Carlos the Jackal, the Venezuelan terrorist, will be tried in a court in France on Monday (March 13) over the deadly 1974 grenade attack in Paris. The attack at the Drugstore Publicis, a busy shop located in Saint-Germain-des-Pres, killed two men and left 34 people injured.
Read: Terror attack foiled in France: 4 arrested from raids across country
Apart from hurling the grenade at the pharmacy on the September 15, Carlos is also guilty of four bombings in Paris and Marseille in 1982 and 1983, which killed a total of 11 people and injured nearly 150.
Here are five things to know about him:
- His real name is not Carlos
Born Ilich Ramírez Sánchez, it is said that an officer called, Bassam Abu Sharif of the Popular Front for the Liberation of Palestine (PFLP) gave Sánchez the code name 'Carlos' because of his South American roots. Later Carlos was dubbed as "The Jackal" by The Guardian, after a copy of the novel 'The Day of the Jackal' by Frederick Forsyth was found among his belongings.
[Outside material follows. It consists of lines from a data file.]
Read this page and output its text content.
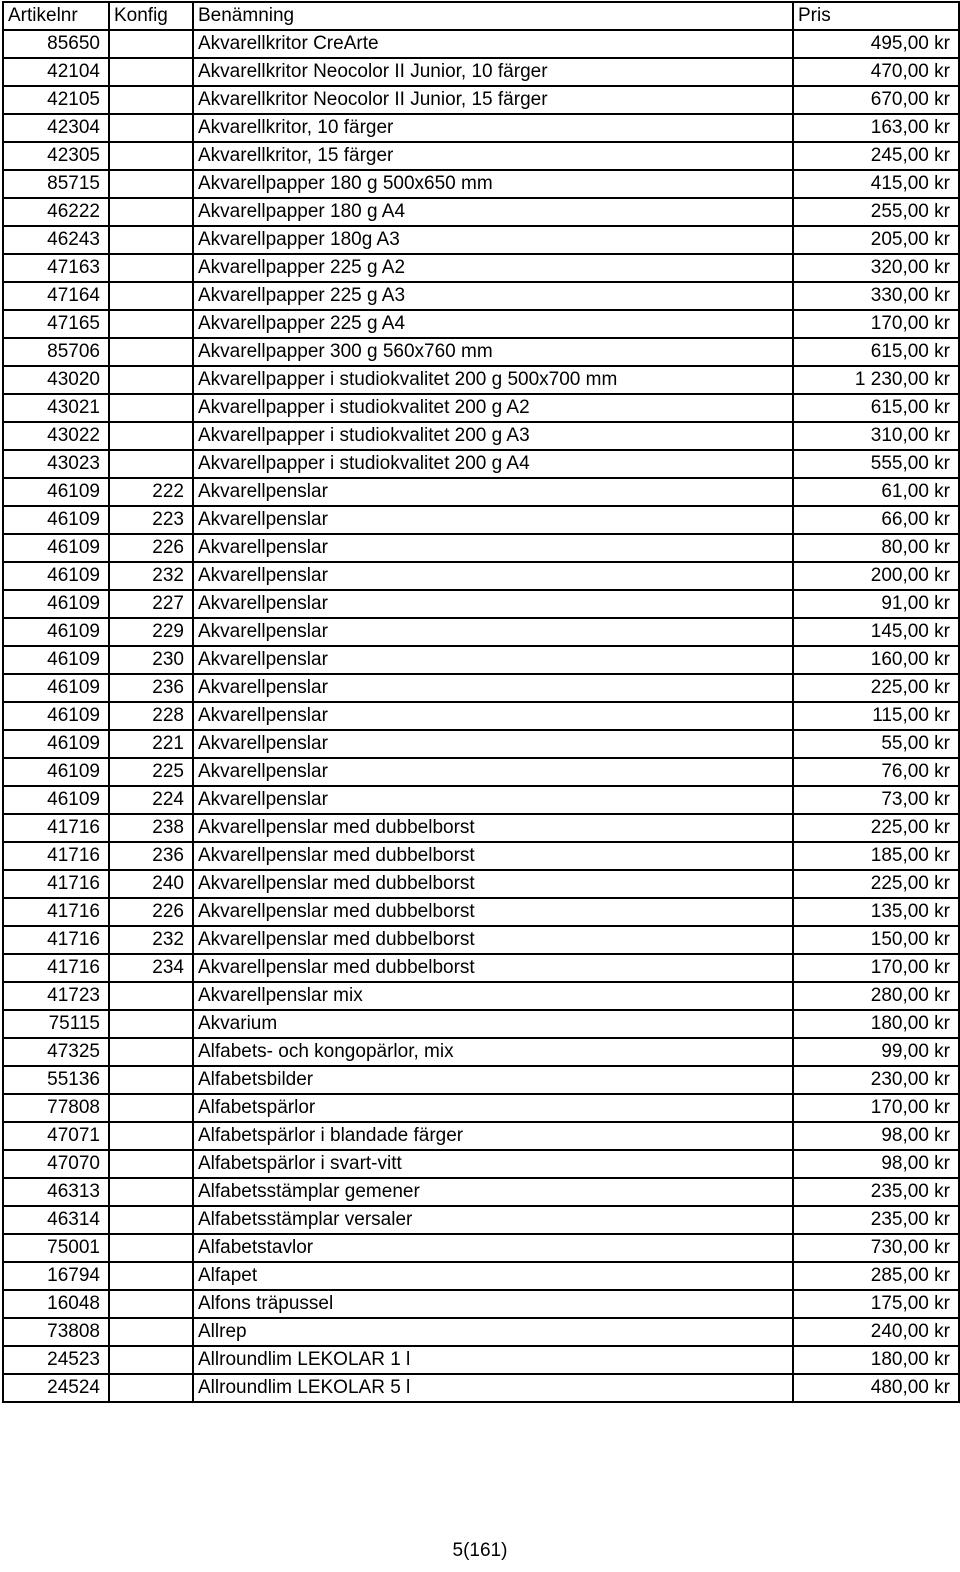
Artikelnr	Konfig	Benämning	Pris
85650		Akvarellkritor CreArte	495,00 kr
42104		Akvarellkritor Neocolor II Junior, 10 färger	470,00 kr
42105		Akvarellkritor Neocolor II Junior, 15 färger	670,00 kr
42304		Akvarellkritor, 10 färger	163,00 kr
42305		Akvarellkritor, 15 färger	245,00 kr
85715		Akvarellpapper 180 g 500x650 mm	415,00 kr
46222		Akvarellpapper 180 g A4	255,00 kr
46243		Akvarellpapper 180g A3	205,00 kr
47163		Akvarellpapper 225 g A2	320,00 kr
47164		Akvarellpapper 225 g A3	330,00 kr
47165		Akvarellpapper 225 g A4	170,00 kr
85706		Akvarellpapper 300 g 560x760 mm	615,00 kr
43020		Akvarellpapper i studiokvalitet 200 g 500x700 mm	1 230,00 kr
43021		Akvarellpapper i studiokvalitet 200 g A2	615,00 kr
43022		Akvarellpapper i studiokvalitet 200 g A3	310,00 kr
43023		Akvarellpapper i studiokvalitet 200 g A4	555,00 kr
46109	222	Akvarellpenslar	61,00 kr
46109	223	Akvarellpenslar	66,00 kr
46109	226	Akvarellpenslar	80,00 kr
46109	232	Akvarellpenslar	200,00 kr
46109	227	Akvarellpenslar	91,00 kr
46109	229	Akvarellpenslar	145,00 kr
46109	230	Akvarellpenslar	160,00 kr
46109	236	Akvarellpenslar	225,00 kr
46109	228	Akvarellpenslar	115,00 kr
46109	221	Akvarellpenslar	55,00 kr
46109	225	Akvarellpenslar	76,00 kr
46109	224	Akvarellpenslar	73,00 kr
41716	238	Akvarellpenslar med dubbelborst	225,00 kr
41716	236	Akvarellpenslar med dubbelborst	185,00 kr
41716	240	Akvarellpenslar med dubbelborst	225,00 kr
41716	226	Akvarellpenslar med dubbelborst	135,00 kr
41716	232	Akvarellpenslar med dubbelborst	150,00 kr
41716	234	Akvarellpenslar med dubbelborst	170,00 kr
41723		Akvarellpenslar mix	280,00 kr
75115		Akvarium	180,00 kr
47325		Alfabets- och kongopärlor, mix	99,00 kr
55136		Alfabetsbilder	230,00 kr
77808		Alfabetspärlor	170,00 kr
47071		Alfabetspärlor i blandade färger	98,00 kr
47070		Alfabetspärlor i svart-vitt	98,00 kr
46313		Alfabetsstämplar gemener	235,00 kr
46314		Alfabetsstämplar versaler	235,00 kr
75001		Alfabetstavlor	730,00 kr
16794		Alfapet	285,00 kr
16048		Alfons träpussel	175,00 kr
73808		Allrep	240,00 kr
24523		Allroundlim LEKOLAR 1 l	180,00 kr
24524		Allroundlim LEKOLAR 5 l	480,00 kr
5(161)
- Believer of Communist ideologies
Born in October 12, 1949 Carlos was born in Venezuela. His father, a Marxist lawyer, was a stark believer in communist ideology. In fact, despite his mother's request to give their firstborn child a Christian first name, his father named him Ilich, after Vladimir Ilyich Lenin; while his two other brothers were named Lenin and Vladimir. As a teenager, Carlos was a member of the Venezuelan Communist party, who reportedly received his first guerrilla training in Cuba in the mid 1960s before joining the PFLP in the 1970s.
- Not all of his attacks were successful
Though he has a record of over 80 murders, including two French secret agents and a fellow revolutionary; Carlos often lost his plots. On December 1973, his attempt to assassinate Joseph Edward Sieff, the President of the Marks and Spencer retail chain, in Sieff's London home failed after the latter escaped with an injury. In January 1975, he failed twice to launch rocket-propelled grenades at Israeli airlines at an airport in France.
- The OPEC hostage crisis
On December 21, 1979, Carlos and five others raided an Organization of the Petroleum Exporting Countries (OPEC) meeting in Vienna. Three people including an Austrian policeman, an Iraqi OPEC employee and a member of the Libyan delegation were killed and several were wounded as they took over the building and took 60 people as hostages. Carlos and his accomplices were provided with an airplane which they boarded along with 11 hostages. The hostages were eventually released in exchange for a ransom of $50 million after which Carlos escaped to Algeria.
- Pop culture reference
Carlos has been featured in many books and Hollywood movies. The first and third books of Robert Ludlum's Bourne Trilogy, featured Carlos the Jackal. The other books include John Follain's Jackal: The Secret Wars Of Carlos The Jackal, Colin Smith's Carlos: Portrait Of A Terrorist and Billy Waugh's Hunting the Jackal.
Carlos was also portrayed in many movies. The Mexican film Carlos el Terrorista (1979), with Dominican-Mexican actor Andrés García in the lead, is loosely inspired by Ramírez Sánchez. The Bourne Identity, which is based on Robert Ludlums book, featured Carlos as the main villain of the movie. The other Hollywood movies include the 1997 film, The Assignment, which centres around a fictional CIA agent's mission to hunt down Carlos and the award-winning series, Carlos, by Director Olivier Assayas, which documented the life of Ramírez Sánchez.